Alan Stanford, PICT’s artistic and executive director, chose to bring out the sweetness and cream of the book rather than the heaviness by focusing on the close relationship between that sterling chap, Joe Gargery (Martin Giles), and his charge, the kindly, clueless Pip, played as an adult by Dylan Marquis Meyers. Mr. Giles is a winning Joe who hasn’t a mean bone in his blacksmith’s body and the greatest of expectations for his best friend.

Mr. Stanford added a healthy dose of humor with James FitzGerald as Wemmick and Ken Bolden as Pumblechook, who sprinkle the production with laughs and physical humor. Karen Baum, in two roles, presents an appealing Biddy after playing the gruff Mrs. Joe while Jordan Ross Weinhold milks his Pocket role for guffaws.

On the dark side, Lily Davis compellingly embodies the emptiness of the damaged Estrella while Mary Rawson plays her tormentor, Miss Havisham, as a bit too kindly. Where there might be madness, her Havisham is gentler and more sympathetic. Also, it would have been more effective if her self-immolation scene  had been staged with more light and heat instead of a little red flash.

Pip’s other “father figures” — veterans Larry John Meyers as Magwitch and David Whalen as Jaggers — are vivid characters but their appearances are too brief in this adaptation by Hugh Leonard. There needs to more Jaggers in the play, since he is the key to the novel’s mystery as well as its most fascinating person.

Pip, both the young and mature, and sometimes together, narrates the Dickens’ complex plot, but the chore leaves Mr. Meyers with little opportunity to flesh out the character of the young “gentleman.” Why do so many like this guy so much? Young actors Elliot Pullen and Simon Colker alternate as the boy while Charity Hipple and Carolyn Jerz play the girl Estrella.

The sweep of “Great Expectations” from the marshes of Kent to the teeming streets of London and the churning Thames River is too vast for PICT’s stage, which at times seemed empty and colorless despite a backdrop of projected scenery.

The chilling scenes of Magwitch’s capture of Pip in a dark graveyard and the escape attempt by boat lacked the menace of the book and its several film versions.

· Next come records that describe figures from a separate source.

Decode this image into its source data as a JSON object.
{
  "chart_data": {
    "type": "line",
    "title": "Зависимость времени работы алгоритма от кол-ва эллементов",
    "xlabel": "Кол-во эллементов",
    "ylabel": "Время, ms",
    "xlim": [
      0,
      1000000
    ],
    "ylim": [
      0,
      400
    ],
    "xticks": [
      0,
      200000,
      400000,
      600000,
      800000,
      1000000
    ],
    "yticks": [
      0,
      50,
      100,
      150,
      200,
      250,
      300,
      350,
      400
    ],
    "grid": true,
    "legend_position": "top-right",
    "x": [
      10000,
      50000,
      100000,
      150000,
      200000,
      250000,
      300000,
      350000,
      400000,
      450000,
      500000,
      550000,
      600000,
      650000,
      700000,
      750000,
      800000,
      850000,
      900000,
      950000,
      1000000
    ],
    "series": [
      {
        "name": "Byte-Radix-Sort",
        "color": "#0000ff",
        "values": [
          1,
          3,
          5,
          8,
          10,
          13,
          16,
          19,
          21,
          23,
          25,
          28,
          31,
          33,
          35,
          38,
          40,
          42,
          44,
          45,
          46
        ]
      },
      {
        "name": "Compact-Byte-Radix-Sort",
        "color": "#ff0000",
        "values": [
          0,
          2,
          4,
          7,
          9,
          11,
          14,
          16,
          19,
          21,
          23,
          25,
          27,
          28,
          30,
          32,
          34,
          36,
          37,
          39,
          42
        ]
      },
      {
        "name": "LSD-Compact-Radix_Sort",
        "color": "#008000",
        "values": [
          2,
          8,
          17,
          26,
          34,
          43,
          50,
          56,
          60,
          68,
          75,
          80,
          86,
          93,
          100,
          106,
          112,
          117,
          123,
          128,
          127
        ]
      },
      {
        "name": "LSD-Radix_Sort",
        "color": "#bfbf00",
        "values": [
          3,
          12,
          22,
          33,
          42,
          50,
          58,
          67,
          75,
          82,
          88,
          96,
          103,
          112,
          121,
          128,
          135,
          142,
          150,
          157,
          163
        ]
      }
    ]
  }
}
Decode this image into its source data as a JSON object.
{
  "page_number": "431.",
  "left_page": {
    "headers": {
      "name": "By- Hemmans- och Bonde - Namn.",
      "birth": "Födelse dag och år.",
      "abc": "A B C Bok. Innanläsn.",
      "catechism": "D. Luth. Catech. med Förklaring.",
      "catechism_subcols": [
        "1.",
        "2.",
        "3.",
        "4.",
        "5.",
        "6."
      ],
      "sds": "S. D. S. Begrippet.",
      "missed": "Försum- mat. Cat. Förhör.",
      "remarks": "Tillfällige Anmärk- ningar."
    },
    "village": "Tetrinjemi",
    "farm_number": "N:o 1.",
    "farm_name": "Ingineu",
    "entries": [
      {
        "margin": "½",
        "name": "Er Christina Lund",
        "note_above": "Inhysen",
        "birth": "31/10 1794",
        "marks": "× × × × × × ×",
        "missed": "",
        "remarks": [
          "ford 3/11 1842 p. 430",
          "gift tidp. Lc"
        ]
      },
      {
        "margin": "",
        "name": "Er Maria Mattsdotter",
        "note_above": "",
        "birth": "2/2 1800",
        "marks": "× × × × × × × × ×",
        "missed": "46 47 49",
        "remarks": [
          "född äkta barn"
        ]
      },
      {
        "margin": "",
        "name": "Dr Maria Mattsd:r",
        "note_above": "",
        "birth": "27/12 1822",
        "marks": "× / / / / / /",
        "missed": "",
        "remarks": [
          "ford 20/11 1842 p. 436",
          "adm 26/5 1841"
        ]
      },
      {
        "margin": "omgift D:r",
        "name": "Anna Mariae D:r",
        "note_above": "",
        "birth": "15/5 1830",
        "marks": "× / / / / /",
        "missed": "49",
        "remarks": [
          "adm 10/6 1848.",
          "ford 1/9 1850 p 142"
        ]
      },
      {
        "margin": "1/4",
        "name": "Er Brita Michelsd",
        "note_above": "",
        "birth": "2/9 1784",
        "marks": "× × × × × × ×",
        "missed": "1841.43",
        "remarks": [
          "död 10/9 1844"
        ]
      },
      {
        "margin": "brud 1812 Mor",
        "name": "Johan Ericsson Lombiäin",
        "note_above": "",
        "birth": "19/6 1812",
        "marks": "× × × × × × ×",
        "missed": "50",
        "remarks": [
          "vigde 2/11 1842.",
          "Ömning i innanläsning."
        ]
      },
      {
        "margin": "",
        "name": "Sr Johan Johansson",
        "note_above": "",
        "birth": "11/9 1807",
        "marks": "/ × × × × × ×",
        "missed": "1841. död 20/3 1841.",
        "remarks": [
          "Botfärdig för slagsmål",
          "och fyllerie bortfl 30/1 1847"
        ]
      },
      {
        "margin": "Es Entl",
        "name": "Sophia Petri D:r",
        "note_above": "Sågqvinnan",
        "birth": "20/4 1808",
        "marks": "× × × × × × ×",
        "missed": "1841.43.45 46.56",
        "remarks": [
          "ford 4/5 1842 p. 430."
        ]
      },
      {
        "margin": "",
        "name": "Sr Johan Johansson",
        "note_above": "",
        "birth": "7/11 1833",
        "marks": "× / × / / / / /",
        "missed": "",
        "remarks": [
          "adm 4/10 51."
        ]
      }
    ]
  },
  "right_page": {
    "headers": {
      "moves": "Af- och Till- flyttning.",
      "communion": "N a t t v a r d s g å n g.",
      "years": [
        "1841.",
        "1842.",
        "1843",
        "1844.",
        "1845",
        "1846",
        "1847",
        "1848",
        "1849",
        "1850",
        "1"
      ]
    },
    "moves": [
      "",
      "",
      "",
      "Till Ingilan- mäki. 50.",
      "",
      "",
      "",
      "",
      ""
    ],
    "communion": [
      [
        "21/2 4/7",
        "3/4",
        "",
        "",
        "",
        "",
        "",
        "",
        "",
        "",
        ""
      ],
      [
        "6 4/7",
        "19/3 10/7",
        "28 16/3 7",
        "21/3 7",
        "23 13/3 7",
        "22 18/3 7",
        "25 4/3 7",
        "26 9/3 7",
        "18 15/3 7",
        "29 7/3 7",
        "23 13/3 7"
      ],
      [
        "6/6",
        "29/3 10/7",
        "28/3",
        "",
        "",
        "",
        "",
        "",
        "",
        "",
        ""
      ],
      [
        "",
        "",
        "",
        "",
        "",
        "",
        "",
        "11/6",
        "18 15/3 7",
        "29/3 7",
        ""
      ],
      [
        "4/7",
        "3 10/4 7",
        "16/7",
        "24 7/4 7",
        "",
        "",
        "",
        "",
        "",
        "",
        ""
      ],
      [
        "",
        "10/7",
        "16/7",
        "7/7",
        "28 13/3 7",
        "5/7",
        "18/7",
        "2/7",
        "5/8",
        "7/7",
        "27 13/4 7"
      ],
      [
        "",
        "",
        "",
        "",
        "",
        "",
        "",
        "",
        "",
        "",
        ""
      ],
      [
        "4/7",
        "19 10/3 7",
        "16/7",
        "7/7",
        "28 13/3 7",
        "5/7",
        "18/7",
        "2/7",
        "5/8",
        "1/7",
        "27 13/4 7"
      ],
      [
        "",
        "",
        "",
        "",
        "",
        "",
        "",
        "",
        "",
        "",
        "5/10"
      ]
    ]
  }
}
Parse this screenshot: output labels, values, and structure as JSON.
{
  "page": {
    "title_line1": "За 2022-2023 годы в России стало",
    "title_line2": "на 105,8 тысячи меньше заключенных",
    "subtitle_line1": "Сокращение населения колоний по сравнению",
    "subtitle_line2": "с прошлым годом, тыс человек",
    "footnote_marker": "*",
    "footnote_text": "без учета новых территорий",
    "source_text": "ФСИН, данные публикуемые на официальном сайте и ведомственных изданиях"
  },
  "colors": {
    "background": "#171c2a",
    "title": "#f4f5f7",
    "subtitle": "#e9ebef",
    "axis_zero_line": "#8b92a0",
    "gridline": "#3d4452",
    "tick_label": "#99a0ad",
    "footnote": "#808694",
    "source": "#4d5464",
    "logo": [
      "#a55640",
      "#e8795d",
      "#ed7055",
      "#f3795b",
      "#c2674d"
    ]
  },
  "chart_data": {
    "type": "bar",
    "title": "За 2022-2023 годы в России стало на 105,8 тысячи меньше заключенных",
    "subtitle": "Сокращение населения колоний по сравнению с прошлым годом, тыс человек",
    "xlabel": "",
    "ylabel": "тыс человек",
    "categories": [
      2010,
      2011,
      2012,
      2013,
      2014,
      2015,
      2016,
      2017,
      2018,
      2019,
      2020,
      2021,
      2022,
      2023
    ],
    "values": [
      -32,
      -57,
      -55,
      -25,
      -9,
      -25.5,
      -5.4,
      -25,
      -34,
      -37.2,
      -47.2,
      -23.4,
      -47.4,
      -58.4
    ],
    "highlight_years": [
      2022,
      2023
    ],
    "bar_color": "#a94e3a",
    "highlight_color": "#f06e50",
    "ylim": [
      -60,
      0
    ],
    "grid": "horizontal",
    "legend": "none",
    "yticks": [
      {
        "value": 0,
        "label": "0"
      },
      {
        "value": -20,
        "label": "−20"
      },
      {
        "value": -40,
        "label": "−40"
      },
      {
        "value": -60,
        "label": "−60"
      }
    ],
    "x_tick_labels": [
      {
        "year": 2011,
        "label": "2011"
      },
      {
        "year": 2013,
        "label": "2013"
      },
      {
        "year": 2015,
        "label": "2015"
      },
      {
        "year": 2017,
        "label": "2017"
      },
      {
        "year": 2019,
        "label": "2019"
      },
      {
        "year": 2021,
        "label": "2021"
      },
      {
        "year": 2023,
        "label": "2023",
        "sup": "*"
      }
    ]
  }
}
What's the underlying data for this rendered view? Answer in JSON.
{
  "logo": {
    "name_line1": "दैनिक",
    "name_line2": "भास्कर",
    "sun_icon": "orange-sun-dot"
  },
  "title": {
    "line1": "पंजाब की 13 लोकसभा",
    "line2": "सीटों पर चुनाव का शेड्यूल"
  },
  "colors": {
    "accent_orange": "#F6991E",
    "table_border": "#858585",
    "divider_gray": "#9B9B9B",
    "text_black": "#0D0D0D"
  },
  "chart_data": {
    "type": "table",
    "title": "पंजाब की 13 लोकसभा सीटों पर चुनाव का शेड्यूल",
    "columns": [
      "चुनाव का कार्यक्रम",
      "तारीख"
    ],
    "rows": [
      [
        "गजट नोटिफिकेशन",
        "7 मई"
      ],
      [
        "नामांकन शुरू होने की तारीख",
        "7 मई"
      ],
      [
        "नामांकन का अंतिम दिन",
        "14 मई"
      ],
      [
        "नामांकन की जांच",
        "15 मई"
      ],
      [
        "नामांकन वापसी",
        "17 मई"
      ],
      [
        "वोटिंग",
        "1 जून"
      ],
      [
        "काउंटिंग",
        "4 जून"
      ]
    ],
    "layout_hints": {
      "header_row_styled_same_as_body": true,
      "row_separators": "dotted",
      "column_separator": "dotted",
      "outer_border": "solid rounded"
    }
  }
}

Yet, let’s credit PICT and Mr. Stanford for choosing this demanding play for their holiday offering instead of the real trifles (think of another Dickens creation) that so often take the stage this time of year.

At more than 2½ hours counting intermission, “Great Expectations” asks a lot of its cast and audience. This production, though, offers plenty of sparkle to lighten the load.

 

Bob Hoover is the retired Post-Gazette book editor.